If you reuse the string across iterations without clearing it, the content grows. You get garbage data. You must call line.clear() at the start of each iteration or allocate a new string. lines() handles this for you by allocating a fresh String per line.

Decision matrix

Choose the right tool based on your needs. The trade-offs involve memory, performance, and ergonomics.

Use lines() when you want clean strings without newline characters and the file is valid UTF-8. It provides the best ergonomics for text processing and handles allocation automatically.

Use read_line() when you need to preserve newline characters or handle binary data that might contain partial lines. It gives you control over the buffer and avoids allocation if you reuse the string.

Use read_to_string() when the file is small, fits in memory easily, and you need random access to the content. It loads everything at once, which simplifies indexing and searching.

Use BufReader when you are reading from any Read source and want to avoid the performance penalty of unbuffered I/O. It is essential for network streams, pipes, and large files.

Allocation is cheap until it isn't. Profile before optimizing lines().

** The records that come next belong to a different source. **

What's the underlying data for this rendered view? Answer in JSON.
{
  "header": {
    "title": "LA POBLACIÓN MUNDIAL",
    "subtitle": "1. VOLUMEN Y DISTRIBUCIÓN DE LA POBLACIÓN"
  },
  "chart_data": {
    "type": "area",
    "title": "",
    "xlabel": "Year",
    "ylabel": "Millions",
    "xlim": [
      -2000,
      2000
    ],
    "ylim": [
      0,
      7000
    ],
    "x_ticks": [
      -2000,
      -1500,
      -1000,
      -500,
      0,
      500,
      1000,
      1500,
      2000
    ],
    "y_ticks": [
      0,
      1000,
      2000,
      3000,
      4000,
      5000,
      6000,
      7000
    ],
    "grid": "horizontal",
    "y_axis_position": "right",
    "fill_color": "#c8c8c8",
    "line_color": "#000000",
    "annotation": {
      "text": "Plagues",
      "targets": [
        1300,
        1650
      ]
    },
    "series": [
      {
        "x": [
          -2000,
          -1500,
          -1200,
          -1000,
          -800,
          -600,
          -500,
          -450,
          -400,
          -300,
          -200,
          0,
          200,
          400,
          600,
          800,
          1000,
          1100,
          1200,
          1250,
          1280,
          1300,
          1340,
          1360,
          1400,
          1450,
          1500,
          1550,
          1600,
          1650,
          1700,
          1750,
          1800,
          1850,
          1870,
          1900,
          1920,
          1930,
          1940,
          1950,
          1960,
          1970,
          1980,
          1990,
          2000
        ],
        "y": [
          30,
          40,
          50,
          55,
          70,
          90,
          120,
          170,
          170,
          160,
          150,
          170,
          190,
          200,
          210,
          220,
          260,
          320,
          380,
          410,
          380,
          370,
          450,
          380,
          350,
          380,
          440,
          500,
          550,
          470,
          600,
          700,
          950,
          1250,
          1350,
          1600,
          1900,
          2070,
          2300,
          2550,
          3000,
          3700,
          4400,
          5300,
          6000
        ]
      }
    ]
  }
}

For most applications, the allocation overhead is negligible compared to disk I/O. Only switch to read_line() with a reused string if profiling shows allocation is the bottleneck.

Where to go next

Reading a file line by line opens the file and processes it one line at a time instead of loading the whole thing into memory. It is like reading a book page by page rather than trying to hold the entire book in your hands at once. You use this when processing large text files to save memory and improve speed.